Before the paper real world networks are rarely scale free, studies used to (still do) check for the slope in degree distribution graphs and if the slope fell between 2 and 3, discern that the network is a real world network. The slope of my networks are not between 2 and 3, and so I decided to conduct a Kolmogorov-Smirnov test (KS test) to check if there is a significant change in the degree distributions of my network and random networks (my network is bipartite and hence I used the sample.bipartite function in R to create the random networks) I created with the same number of nodes and edges.
Eventhough I created a set of 500 random networks, KS test being a two sample test, I could only test the degree distribution of my network against one random network at a time. The problem is that the KS test gives me different answers (significant and not significant) for the same network when I compare it with different random network degree distributions from the 500 that I generated.

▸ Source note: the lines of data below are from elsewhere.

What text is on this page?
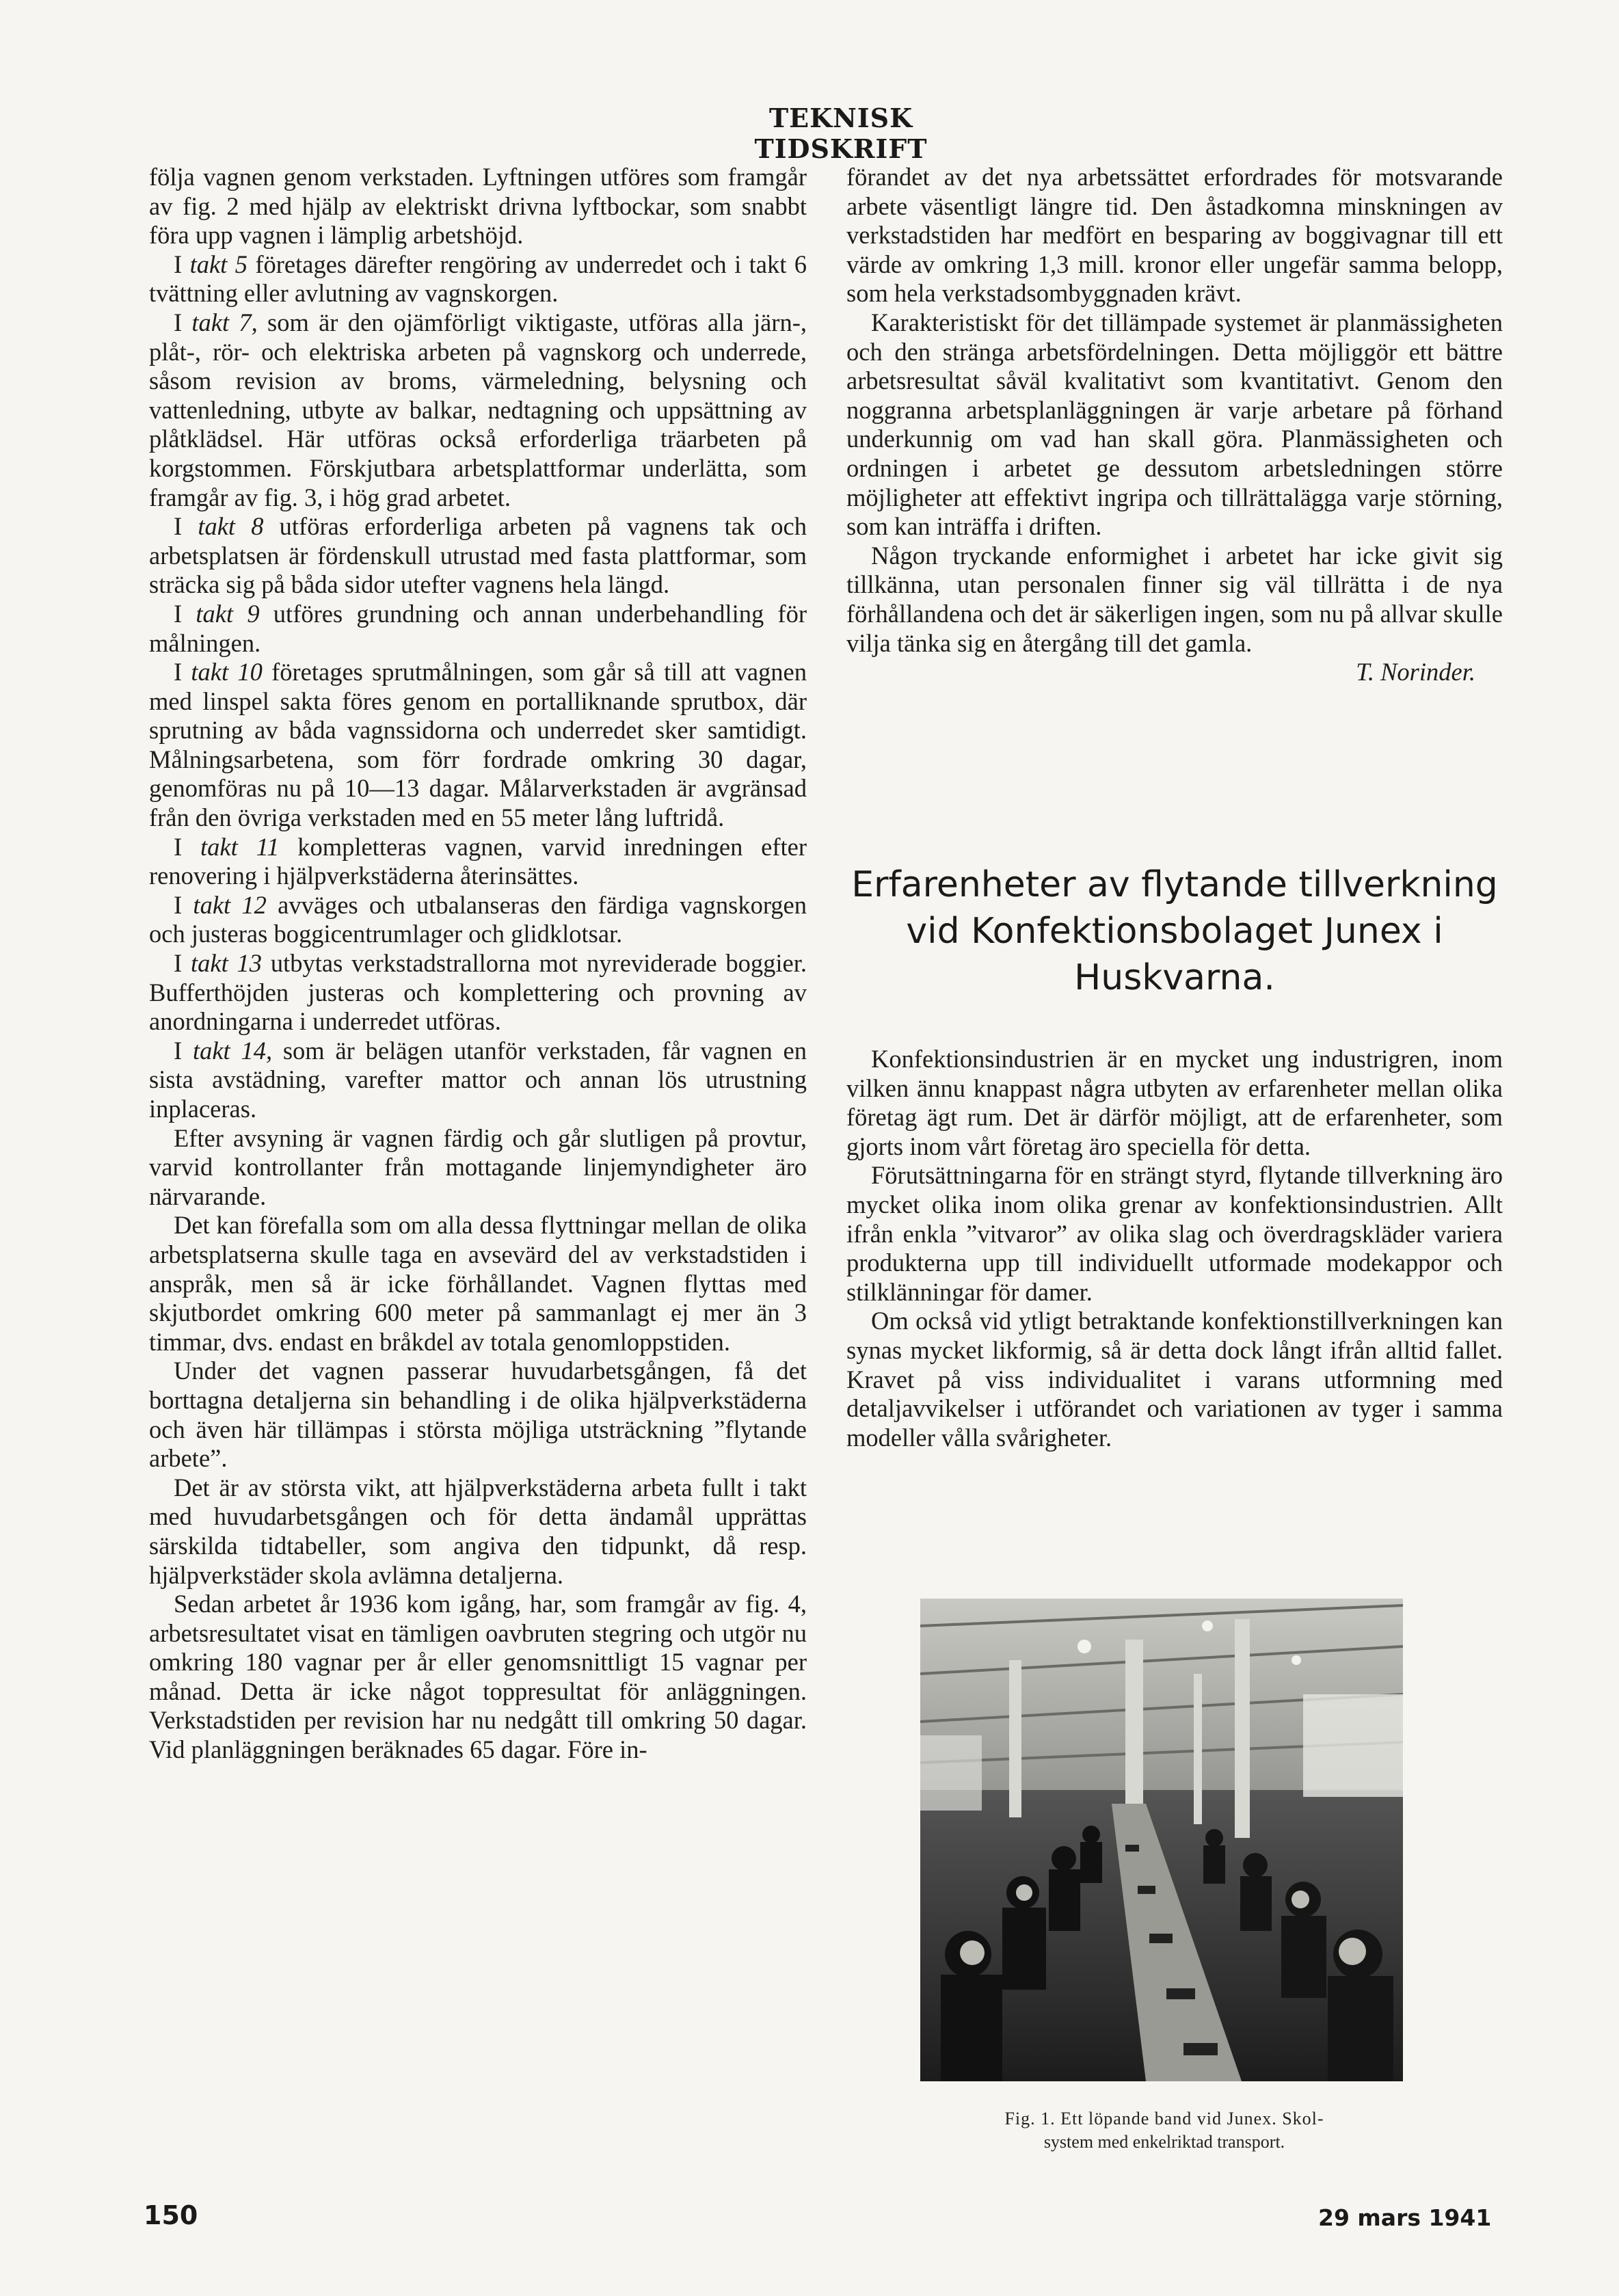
TEKNISK TIDSKRIFT

följa vagnen genom verkstaden. Lyftningen utföres som framgår av fig. 2 med hjälp av elektriskt drivna lyftbockar, som snabbt föra upp vagnen i lämplig arbetshöjd.

I takt 5 företages därefter rengöring av underredet och i takt 6 tvättning eller avlutning av vagnskorgen.

I takt 7, som är den ojämförligt viktigaste, utföras alla järn-, plåt-, rör- och elektriska arbeten på vagnskorg och underrede, såsom revision av broms, värmeledning, belysning och vattenledning, utbyte av balkar, nedtagning och uppsättning av plåtklädsel. Här utföras också erforderliga träarbeten på korgstommen. Förskjutbara arbetsplattformar underlätta, som framgår av fig. 3, i hög grad arbetet.

I takt 8 utföras erforderliga arbeten på vagnens tak och arbetsplatsen är fördenskull utrustad med fasta plattformar, som sträcka sig på båda sidor utefter vagnens hela längd.

I takt 9 utföres grundning och annan underbehandling för målningen.

I takt 10 företages sprutmålningen, som går så till att vagnen med linspel sakta föres genom en portalliknande sprutbox, där sprutning av båda vagnssidorna och underredet sker samtidigt. Målningsarbetena, som förr fordrade omkring 30 dagar, genomföras nu på 10—13 dagar. Målarverkstaden är avgränsad från den övriga verkstaden med en 55 meter lång luftridå.

I takt 11 kompletteras vagnen, varvid inredningen efter renovering i hjälpverkstäderna återinsättes.

I takt 12 avväges och utbalanseras den färdiga vagnskorgen och justeras boggicentrumlager och glidklotsar.

I takt 13 utbytas verkstadstrallorna mot nyreviderade boggier. Bufferthöjden justeras och komplettering och provning av anordningarna i underredet utföras.

I takt 14, som är belägen utanför verkstaden, får vagnen en sista avstädning, varefter mattor och annan lös utrustning inplaceras.

Efter avsyning är vagnen färdig och går slutligen på provtur, varvid kontrollanter från mottagande linjemyndigheter äro närvarande.

Det kan förefalla som om alla dessa flyttningar mellan de olika arbetsplatserna skulle taga en avsevärd del av verkstadstiden i anspråk, men så är icke förhållandet. Vagnen flyttas med skjutbordet omkring 600 meter på sammanlagt ej mer än 3 timmar, dvs. endast en bråkdel av totala genomloppstiden.

Under det vagnen passerar huvudarbetsgången, få det borttagna detaljerna sin behandling i de olika hjälpverkstäderna och även här tillämpas i största möjliga utsträckning ”flytande arbete”.

Det är av största vikt, att hjälpverkstäderna arbeta fullt i takt med huvudarbetsgången och för detta ändamål upprättas särskilda tidtabeller, som angiva den tidpunkt, då resp. hjälpverkstäder skola avlämna detaljerna.

Sedan arbetet år 1936 kom igång, har, som framgår av fig. 4, arbetsresultatet visat en tämligen oavbruten stegring och utgör nu omkring 180 vagnar per år eller genomsnittligt 15 vagnar per månad. Detta är icke något toppresultat för anläggningen. Verkstadstiden per revision har nu nedgått till omkring 50 dagar. Vid planläggningen beräknades 65 dagar. Före in-

förandet av det nya arbetssättet erfordrades för motsvarande arbete väsentligt längre tid. Den åstadkomna minskningen av verkstadstiden har medfört en besparing av boggivagnar till ett värde av omkring 1,3 mill. kronor eller ungefär samma belopp, som hela verkstadsombyggnaden krävt.

Karakteristiskt för det tillämpade systemet är planmässigheten och den stränga arbetsfördelningen. Detta möjliggör ett bättre arbetsresultat såväl kvalitativt som kvantitativt. Genom den noggranna arbetsplanläggningen är varje arbetare på förhand underkunnig om vad han skall göra. Planmässigheten och ordningen i arbetet ge dessutom arbetsledningen större möjligheter att effektivt ingripa och tillrättalägga varje störning, som kan inträffa i driften.

Någon tryckande enformighet i arbetet har icke givit sig tillkänna, utan personalen finner sig väl tillrätta i de nya förhållandena och det är säkerligen ingen, som nu på allvar skulle vilja tänka sig en återgång till det gamla.

T. Norinder.

Erfarenheter av flytande tillverkning vid Konfektionsbolaget Junex i Huskvarna.

Konfektionsindustrien är en mycket ung industrigren, inom vilken ännu knappast några utbyten av erfarenheter mellan olika företag ägt rum. Det är därför möjligt, att de erfarenheter, som gjorts inom vårt företag äro speciella för detta.

Förutsättningarna för en strängt styrd, flytande tillverkning äro mycket olika inom olika grenar av konfektionsindustrien. Allt ifrån enkla ”vitvaror” av olika slag och överdragskläder variera produkterna upp till individuellt utformade modekappor och stilklänningar för damer.

Om också vid ytligt betraktande konfektionstillverkningen kan synas mycket likformig, så är detta dock långt ifrån alltid fallet. Kravet på viss individualitet i varans utformning med detaljavvikelser i utförandet och variationen av tyger i samma modeller vålla svårigheter.

Fig. 1. Ett löpande band vid Junex. Skol-
system med enkelriktad transport.
150	29 mars 1941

Is there a possibility to compare the degree distribution of my real world network with the degree distribution of all 500 random networks rather than get differing answers comparing one at a time? I read that Kruskal- Wallace test might be able to do this but I don't know if that's true.
I use graphpad PRISM for my stats analysis and my R is rusty, so please give me a test I can use on PRISM along with an example if possible. Thank you for your help in advance.
Or am I doing the whole thing wrong and KS test cannot be used to compare the distributions between two networks. Any ideas are gladly welcomed.